On the basis of data_loop and data_heterogeneity we then write a loop the cycles through values of data_loop and generates the corresponding plots.

  • The things that are varies are variable name, label and variable type.
  • There are two variable types numeric and categorical.
for(i in 1:nrow(data_loop)){
  #print(i)
  
  # Define objects taking them from the looping dataframe
  var_name <- data_loop$variable[i]
  var_label <- data_loop$label[i]
  var_type <- data_loop$type[i]
  
  # Create a plot number
  plot_number <- LETTERS[seq(from = 1, to = nrow(data_loop))][i]

  # Define angle conditionally
  if (var_name %in% c("income_num")){angle <- 45}else{angle <- 0}
  
  # Select data for plot
  data_plot <- data_heterogeneity %>% select(var_name, predictions)
  # select takes strings and non-strings
  
  # CREATE PLOT DEPENDING ON VARIABLE TYPE
  if(var_type == "continuous") {
    
    p <- ggplot(data_plot, aes_string(x = as.name(var_name), 
                                      y = as.name("predictions"))) +
      geom_point(alpha = 3/10) +
      geom_smooth(method = "loess", span = 1, se=F, colour="gray") +
      labs(title = paste0("(", plot_number, ") ", var_label)) + 
      theme_light() +
      theme(axis.text.x = element_text(size = 6, angle = angle),
            axis.title.y = element_blank(),
            axis.title.x = element_blank(),
            plot.title = element_text(size = 8))
    
    } else {

      # Convert from tibble
      data_plot[,var_name] <- factor(round(data_plot[,var_name])%>% dplyr::pull(1))

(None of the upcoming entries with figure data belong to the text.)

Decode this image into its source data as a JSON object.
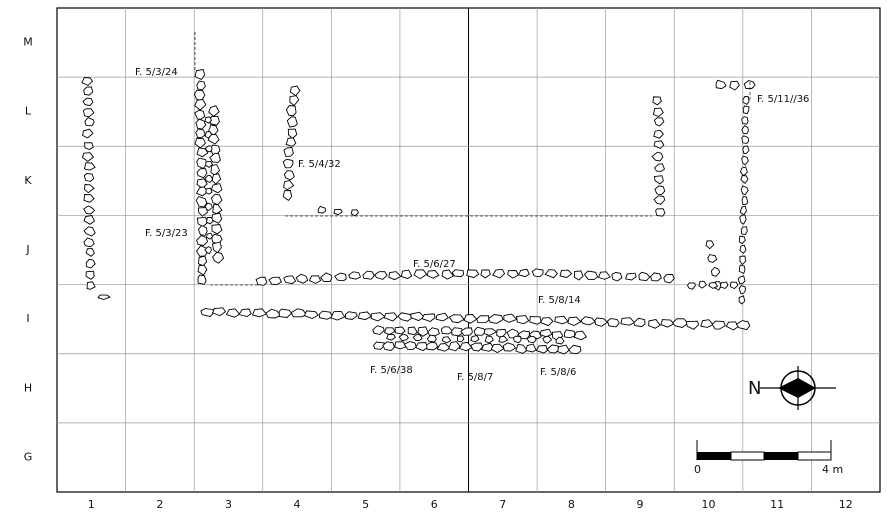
{
  "grid": {
    "rows": [
      "M",
      "L",
      "K",
      "J",
      "I",
      "H",
      "G"
    ],
    "columns": [
      "1",
      "2",
      "3",
      "4",
      "5",
      "6",
      "7",
      "8",
      "9",
      "10",
      "11",
      "12"
    ]
  },
  "features": [
    {
      "label": "F. 5/3/24"
    },
    {
      "label": "F. 5/11//36"
    },
    {
      "label": "F. 5/4/32"
    },
    {
      "label": "F. 5/3/23"
    },
    {
      "label": "F. 5/6/27"
    },
    {
      "label": "F. 5/8/14"
    },
    {
      "label": "F. 5/6/38"
    },
    {
      "label": "F. 5/8/7"
    },
    {
      "label": "F. 5/8/6"
    }
  ],
  "north": "N",
  "scale": {
    "start": "0",
    "end": "4 m"
  }
}
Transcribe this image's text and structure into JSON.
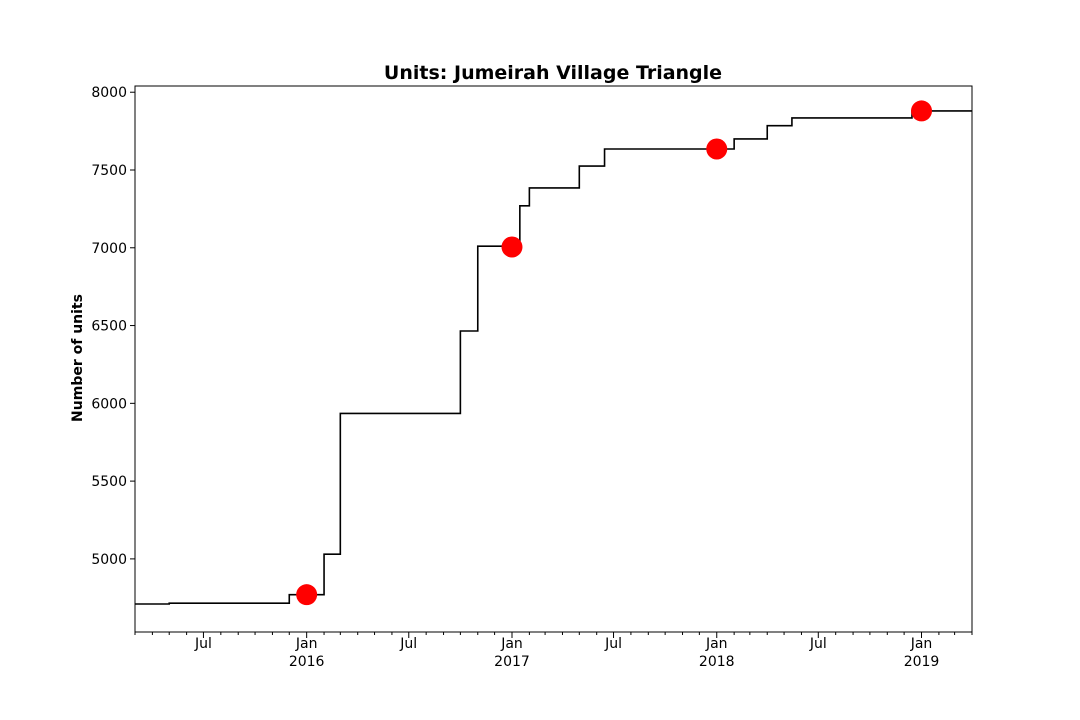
{
  "chart_data": {
    "type": "line",
    "title": "Units: Jumeirah Village Triangle",
    "xlabel": "",
    "ylabel": "Number of units",
    "xlim": [
      "2015-03-01",
      "2019-04-01"
    ],
    "ylim": [
      4530,
      8040
    ],
    "y_ticks": [
      5000,
      5500,
      6000,
      6500,
      7000,
      7500,
      8000
    ],
    "x_ticks": [
      {
        "date": "2015-07-01",
        "label": "Jul",
        "sublabel": ""
      },
      {
        "date": "2016-01-01",
        "label": "Jan",
        "sublabel": "2016"
      },
      {
        "date": "2016-07-01",
        "label": "Jul",
        "sublabel": ""
      },
      {
        "date": "2017-01-01",
        "label": "Jan",
        "sublabel": "2017"
      },
      {
        "date": "2017-07-01",
        "label": "Jul",
        "sublabel": ""
      },
      {
        "date": "2018-01-01",
        "label": "Jan",
        "sublabel": "2018"
      },
      {
        "date": "2018-07-01",
        "label": "Jul",
        "sublabel": ""
      },
      {
        "date": "2019-01-01",
        "label": "Jan",
        "sublabel": "2019"
      }
    ],
    "grid": false,
    "series": [
      {
        "style": "step",
        "color": "#000000",
        "points": [
          [
            "2015-03-01",
            4710
          ],
          [
            "2015-05-01",
            4715
          ],
          [
            "2015-12-01",
            4770
          ],
          [
            "2016-02-01",
            5030
          ],
          [
            "2016-03-01",
            5935
          ],
          [
            "2016-10-01",
            6465
          ],
          [
            "2016-11-01",
            7010
          ],
          [
            "2017-01-15",
            7270
          ],
          [
            "2017-02-01",
            7385
          ],
          [
            "2017-05-01",
            7525
          ],
          [
            "2017-06-15",
            7635
          ],
          [
            "2018-02-01",
            7700
          ],
          [
            "2018-04-01",
            7785
          ],
          [
            "2018-05-15",
            7835
          ],
          [
            "2018-12-15",
            7880
          ],
          [
            "2019-04-01",
            7880
          ]
        ]
      },
      {
        "style": "markers",
        "color": "#ff0000",
        "points": [
          [
            "2016-01-01",
            4770
          ],
          [
            "2017-01-01",
            7005
          ],
          [
            "2018-01-01",
            7635
          ],
          [
            "2019-01-01",
            7880
          ]
        ]
      }
    ]
  }
}
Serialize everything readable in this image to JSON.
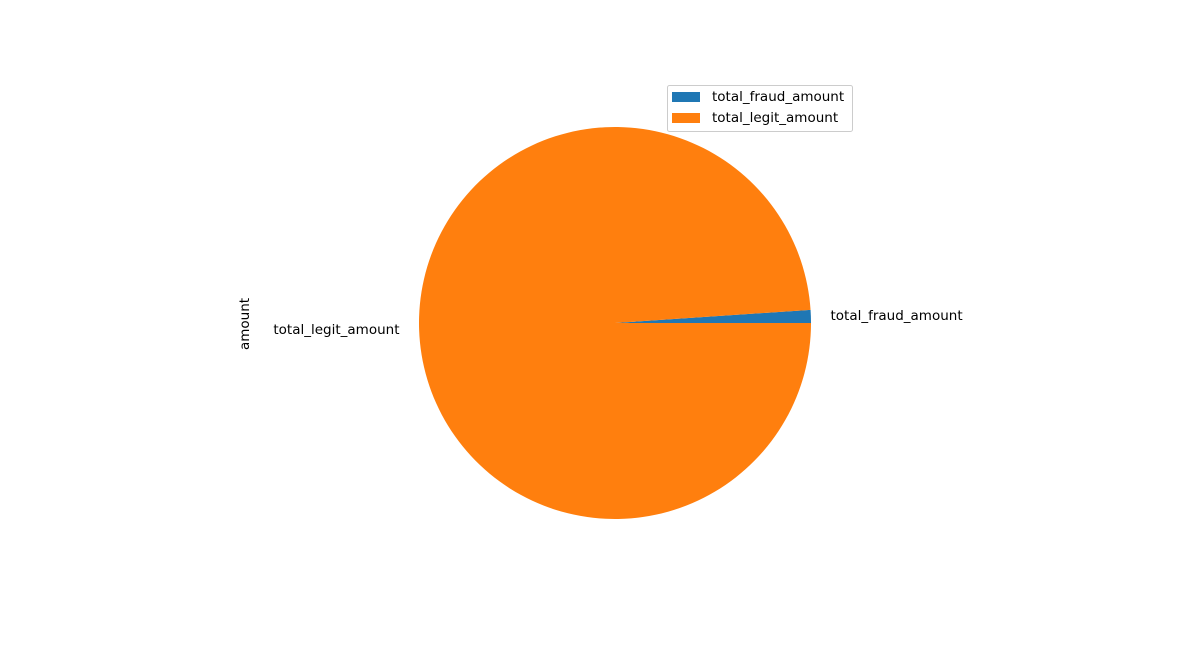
{
  "chart_data": {
    "type": "pie",
    "ylabel": "amount",
    "categories": [
      "total_fraud_amount",
      "total_legit_amount"
    ],
    "values": [
      1.07,
      98.93
    ],
    "colors": [
      "#1f77b4",
      "#ff7f0e"
    ],
    "start_angle_deg": 0,
    "direction": "counterclockwise",
    "legend": {
      "position": "upper-right",
      "entries": [
        "total_fraud_amount",
        "total_legit_amount"
      ]
    }
  }
}
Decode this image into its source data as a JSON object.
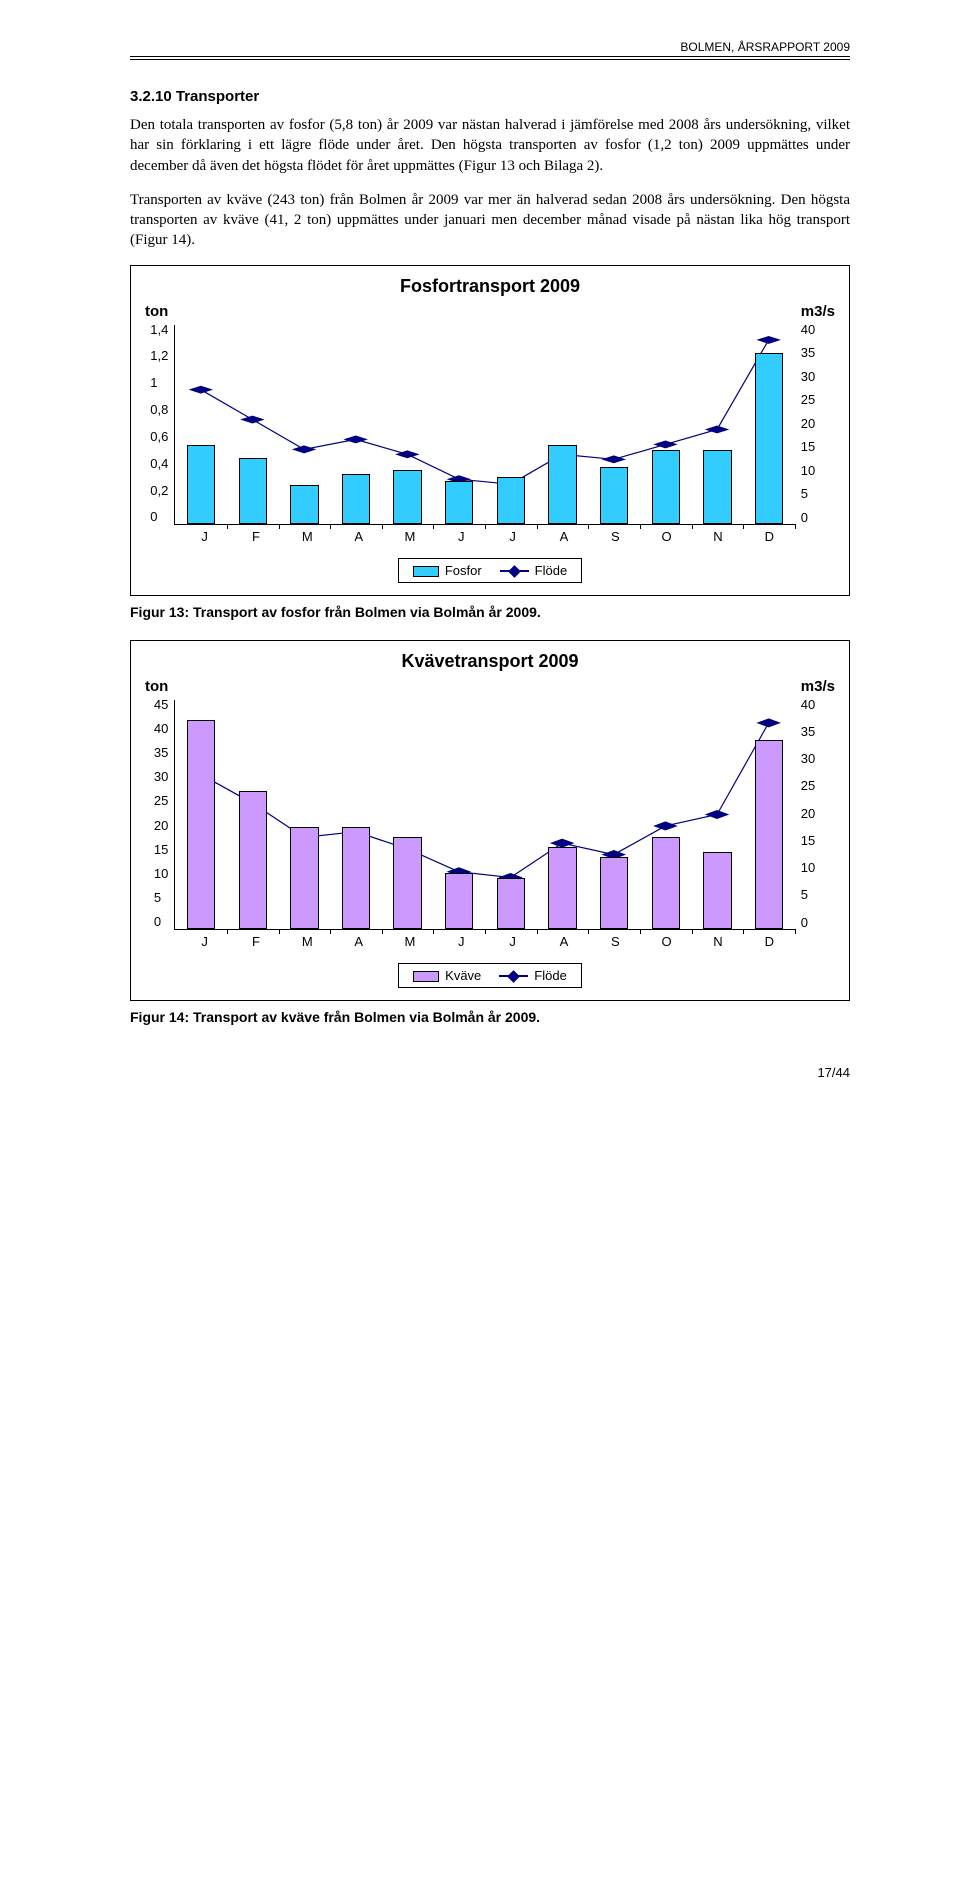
{
  "header": {
    "right_text": "BOLMEN, ÅRSRAPPORT 2009"
  },
  "section": {
    "heading": "3.2.10 Transporter",
    "para1": "Den totala transporten av fosfor (5,8 ton) år 2009 var nästan halverad i jämförelse med 2008 års undersökning, vilket har sin förklaring i ett lägre flöde under året. Den högsta transporten av fosfor (1,2 ton) 2009 uppmättes under december då även det högsta flödet för året uppmättes (Figur 13 och Bilaga 2).",
    "para2": "Transporten av kväve (243 ton) från Bolmen år 2009 var mer än halverad sedan 2008 års undersökning. Den högsta transporten av kväve (41, 2 ton) uppmättes under januari men december månad visade på nästan lika hög transport (Figur 14)."
  },
  "chart1": {
    "type": "bar+line",
    "title": "Fosfortransport 2009",
    "y_left_label": "ton",
    "y_right_label": "m3/s",
    "y_left_ticks": [
      "1,4",
      "1,2",
      "1",
      "0,8",
      "0,6",
      "0,4",
      "0,2",
      "0"
    ],
    "y_right_ticks": [
      "40",
      "35",
      "30",
      "25",
      "20",
      "15",
      "10",
      "5",
      "0"
    ],
    "y_left_max": 1.4,
    "y_right_max": 40,
    "categories": [
      "J",
      "F",
      "M",
      "A",
      "M",
      "J",
      "J",
      "A",
      "S",
      "O",
      "N",
      "D"
    ],
    "bar_values": [
      0.55,
      0.46,
      0.27,
      0.35,
      0.38,
      0.3,
      0.33,
      0.55,
      0.4,
      0.52,
      0.52,
      1.2
    ],
    "line_values": [
      27,
      21,
      15,
      17,
      14,
      9,
      8,
      14,
      13,
      16,
      19,
      37
    ],
    "bar_color": "#33ccff",
    "line_color": "#000080",
    "plot_bg": "#ffffff",
    "legend_bar": "Fosfor",
    "legend_line": "Flöde",
    "caption": "Figur 13: Transport av fosfor från Bolmen via Bolmån år 2009."
  },
  "chart2": {
    "type": "bar+line",
    "title": "Kvävetransport 2009",
    "y_left_label": "ton",
    "y_right_label": "m3/s",
    "y_left_ticks": [
      "45",
      "40",
      "35",
      "30",
      "25",
      "20",
      "15",
      "10",
      "5",
      "0"
    ],
    "y_right_ticks": [
      "40",
      "35",
      "30",
      "25",
      "20",
      "15",
      "10",
      "5",
      "0"
    ],
    "y_left_max": 45,
    "y_right_max": 40,
    "categories": [
      "J",
      "F",
      "M",
      "A",
      "M",
      "J",
      "J",
      "A",
      "S",
      "O",
      "N",
      "D"
    ],
    "bar_values": [
      41,
      27,
      20,
      20,
      18,
      11,
      10,
      16,
      14,
      18,
      15,
      37
    ],
    "line_values": [
      27,
      22,
      16,
      17,
      14,
      10,
      9,
      15,
      13,
      18,
      20,
      36
    ],
    "bar_color": "#cc99ff",
    "line_color": "#000080",
    "plot_bg": "#ffffff",
    "legend_bar": "Kväve",
    "legend_line": "Flöde",
    "caption": "Figur 14: Transport av kväve från Bolmen via Bolmån år 2009."
  },
  "footer": {
    "page": "17/44"
  }
}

      p <- ggplot(data_plot, 
                  aes_string(x = as.name(var_name),
                             y = as.name("predictions"))) + 
        geom_boxplot() +
        geom_smooth(method = "loess", se=FALSE, aes(group=1), colour="gray") +
        labs(title = paste0("(", plot_number, ") ", var_label)) + 
        #scale_x_discrete(labels = labels) +
        theme_light() +
        theme(axis.text.x = element_text(size = 6, angle = angle,
                                         hjust = 1, vjust = 1),
              axis.title.y = element_blank(),
              axis.title.x = element_blank(),
              plot.title = element_text(size = 8))
    }
    assign(paste("p", i, sep=""), p) # Create object
}

  
grid.arrange(arrangeGrob(p1, p2, p3, ncol = 3),
                  left = grid::textGrob("Predicted source\ntreatment effect", 
                                        rot = 90, vjust = 1))
Numeric vs different variable types

Figure 5.11: Numeric vs different variable types

References

Bauer, Paul C, and Bernhard Clemm von Hohenberg. 2020. “Believing and Sharing Information by Fake Sources: An Experiment.”


  1. Data: Data is four categorical variables with the same ordered categories. In the graph they are combined, i.e., the four variables are combined into two categorical variables: Platform with unordered categories and Account with 3 ordered categories.